那便是今天要引入的调度器锁定(scheduler-locking)。GDB 无法锁步执行所有线程。由于线程调度取决于你调试目标的操作系统(而不是由 GDB 控制),因此在当前线程完成单步操作时,其他线程可能执行多个语句。此外,一般来说,当程序停止时,其他线程停在语句的中间,而不是在清晰的语句边界处停止。甚至在继续或单步执行后,你可能会发现你的程序停在另一个线程中。每当其他线程在第一个线程完成你请求的操作之前遇到断点、信号或异常时,就会发生这种情况。
而通过gdb提供的scheduler-locking可以帮助你锁定调度器以仅允许单个线程运行来修改 GDB 的默认行为。
默认情况下scheduler-locking值等于replay
在回放模式下的行为类似于on,在记录模式下或正常执行期间的行为类似于关闭。这是默认模式。
- on
例如执行t 2会切换到线程2上面,此时设置on会只在当前线程进行调试。
- off
与on相反,没有锁定,任何线程随时都可以运行。
- step
在单步执行时的行为类似于打开,否则类似于关闭。

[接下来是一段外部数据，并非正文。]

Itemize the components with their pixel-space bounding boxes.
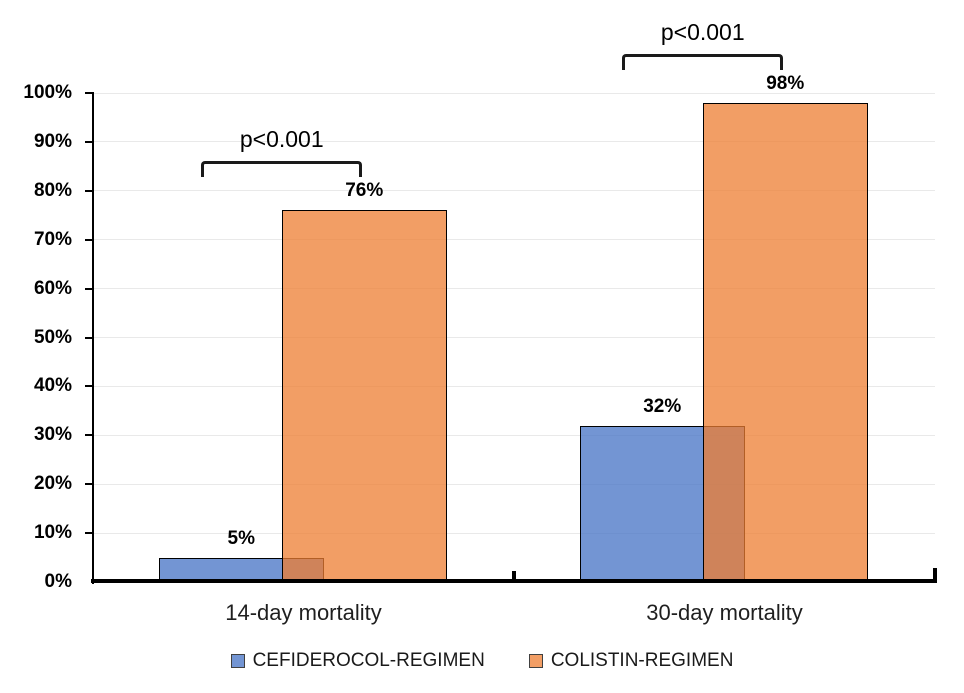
y-axis-tick — [85, 287, 93, 290]
y-axis-tick-label: 80% — [33, 179, 72, 201]
y-axis-tick-label: 60% — [33, 277, 72, 299]
x-axis-tick — [512, 571, 516, 579]
y-axis-tick — [85, 532, 93, 535]
y-axis-tick-label: 70% — [33, 228, 72, 250]
legend-item: COLISTIN-REGIMEN — [528, 650, 734, 672]
y-axis-tick — [85, 434, 93, 437]
bar-value-label: 5% — [227, 527, 255, 549]
bar-value-label: 98% — [766, 72, 805, 94]
y-axis-tick — [85, 140, 93, 143]
gridline — [93, 337, 935, 338]
gridline — [93, 141, 935, 143]
y-axis-tick — [85, 238, 93, 241]
legend-label: COLISTIN-REGIMEN — [550, 650, 734, 671]
gridline — [93, 434, 935, 436]
legend-swatch-icon — [528, 654, 543, 668]
y-axis-tick — [85, 336, 93, 339]
y-axis-tick-label: 0% — [44, 571, 72, 592]
gridline — [93, 385, 935, 387]
y-axis-tick-label: 20% — [33, 473, 72, 495]
y-axis-tick — [85, 483, 93, 486]
bar-value-label: 32% — [643, 395, 682, 417]
legend-item: CEFIDEROCOL-REGIMEN — [230, 650, 485, 672]
y-axis-tick — [85, 385, 93, 388]
y-axis-tick-label: 100% — [23, 82, 72, 103]
gridline — [93, 483, 935, 485]
gridline — [93, 288, 935, 290]
p-value-label: p<0.001 — [660, 18, 745, 45]
y-axis-tick — [85, 92, 93, 94]
bar-colistin-regimen — [703, 102, 868, 582]
significance-bracket — [201, 161, 363, 178]
y-axis-tick-label: 30% — [33, 424, 72, 446]
category-label: 14-day mortality — [225, 600, 382, 625]
gridline — [93, 190, 935, 192]
y-axis-tick-label: 40% — [33, 375, 72, 397]
y-axis-tick — [85, 189, 93, 192]
legend-label: CEFIDEROCOL-REGIMEN — [252, 650, 485, 671]
category-label: 30-day mortality — [646, 600, 803, 625]
y-axis-tick-label: 90% — [33, 130, 72, 152]
significance-bracket — [622, 53, 784, 70]
gridline — [93, 92, 935, 94]
legend: CEFIDEROCOL-REGIMEN COLISTIN-REGIMEN — [0, 650, 964, 672]
bar-colistin-regimen — [282, 210, 447, 582]
bar-value-label: 76% — [345, 180, 384, 202]
y-axis-line — [92, 92, 94, 584]
y-axis-tick-label: 10% — [33, 522, 72, 544]
legend-swatch-icon — [230, 654, 245, 668]
p-value-label: p<0.001 — [239, 126, 324, 153]
x-axis-line — [91, 579, 937, 583]
gridline — [93, 532, 935, 534]
x-axis-tick — [933, 568, 937, 579]
gridline — [93, 239, 935, 241]
y-axis-tick-label: 50% — [33, 326, 72, 348]
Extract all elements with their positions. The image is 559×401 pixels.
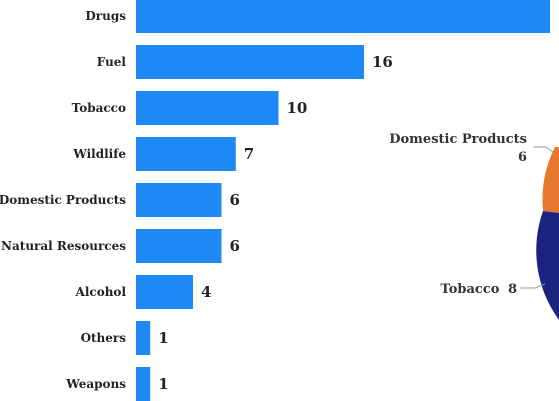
pie-slice-tobacco (536, 211, 559, 320)
bar-domestic-products (136, 183, 222, 217)
category-label-drugs: Drugs (85, 9, 126, 23)
pie-slice-domestic-products (542, 147, 559, 213)
value-label-fuel: 16 (372, 53, 393, 71)
pie-leader-tobacco (520, 284, 545, 288)
category-label-domestic-products: Domestic Products (0, 193, 126, 207)
category-label-natural-resources: Natural Resources (1, 239, 126, 253)
pie-label-tobacco: Tobacco 8 (441, 282, 517, 297)
category-label-others: Others (81, 331, 127, 345)
bar-drugs (136, 0, 550, 33)
category-label-weapons: Weapons (65, 377, 126, 391)
category-label-tobacco: Tobacco (72, 101, 126, 115)
value-label-wildlife: 7 (244, 145, 254, 163)
bar-alcohol (136, 275, 193, 309)
pie-chart: Domestic Products 6 Tobacco 8 (389, 132, 559, 320)
pie-leader-domestic-products (533, 147, 553, 152)
category-label-wildlife: Wildlife (72, 147, 126, 161)
value-label-natural-resources: 6 (230, 237, 240, 255)
pie-label-domestic-products: Domestic Products (389, 132, 527, 147)
category-label-alcohol: Alcohol (75, 285, 127, 299)
bar-wildlife (136, 137, 236, 171)
bar-natural-resources (136, 229, 222, 263)
category-label-fuel: Fuel (97, 55, 127, 69)
value-label-domestic-products: 6 (230, 191, 240, 209)
value-label-others: 1 (158, 329, 168, 347)
value-label-tobacco: 10 (287, 99, 308, 117)
bar-fuel (136, 45, 364, 79)
pie-label-tobacco-name: Tobacco (441, 282, 500, 297)
bar-others (136, 321, 150, 355)
pie-label-tobacco-value: 8 (508, 282, 517, 297)
value-label-weapons: 1 (158, 375, 168, 393)
pie-value-domestic-products: 6 (518, 150, 527, 165)
bar-tobacco (136, 91, 279, 125)
value-label-alcohol: 4 (201, 283, 211, 301)
bar-weapons (136, 367, 150, 401)
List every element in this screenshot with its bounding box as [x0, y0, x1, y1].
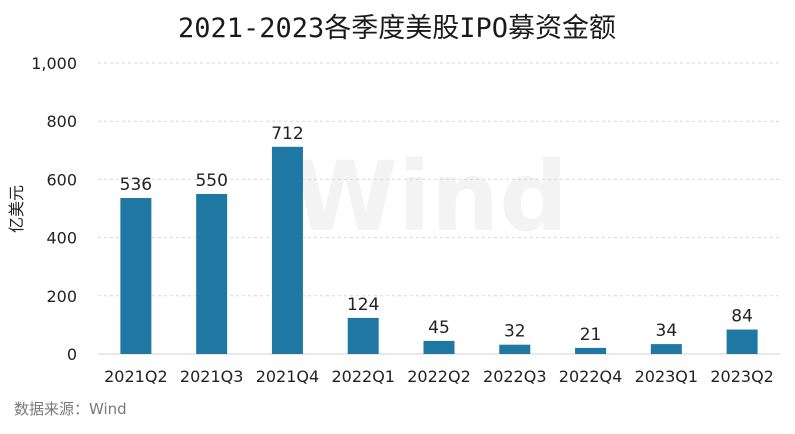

当你step时,除了当前线程之外的线程永远不会有机会运行,而当你使用像continue、until或finish这样的命令时,它们完全可以运行。
例如:next、step这种会在你想要的进程内进行调试,其他线程hang住;contine之类的会让所有的线程运行。
示例¶
可以看到当设置step时,continue会在线程之间切换。
(gdb) info threads
Id Target Id Frame
1 Thread 0x7ffff7e88780 (LWP 31464) "arrow-compute-n" 0x00007ffff37e3de2 in pthread_cond_timedwait@@GLIBC_2.3.2 () from /lib64/libpthread.so.0
2 Thread 0x7ffff3409700 (LWP 31494) "arrow-compute-n" arrow::compute::NestedLoopJoinNode::InputReceived (this=0x5bbf90, input=0x5bb060, batch=...)
at /code/arrow/cpp/src/arrow/compute/exec/nested_loop_node.cc:399
* 3 Thread 0x7ffff2c08700 (LWP 31495) "arrow-compute-n" arrow::compute::NestedLoopJoinNode::InputReceived (this=0x5bbf90, input=0x5bb060, batch=...)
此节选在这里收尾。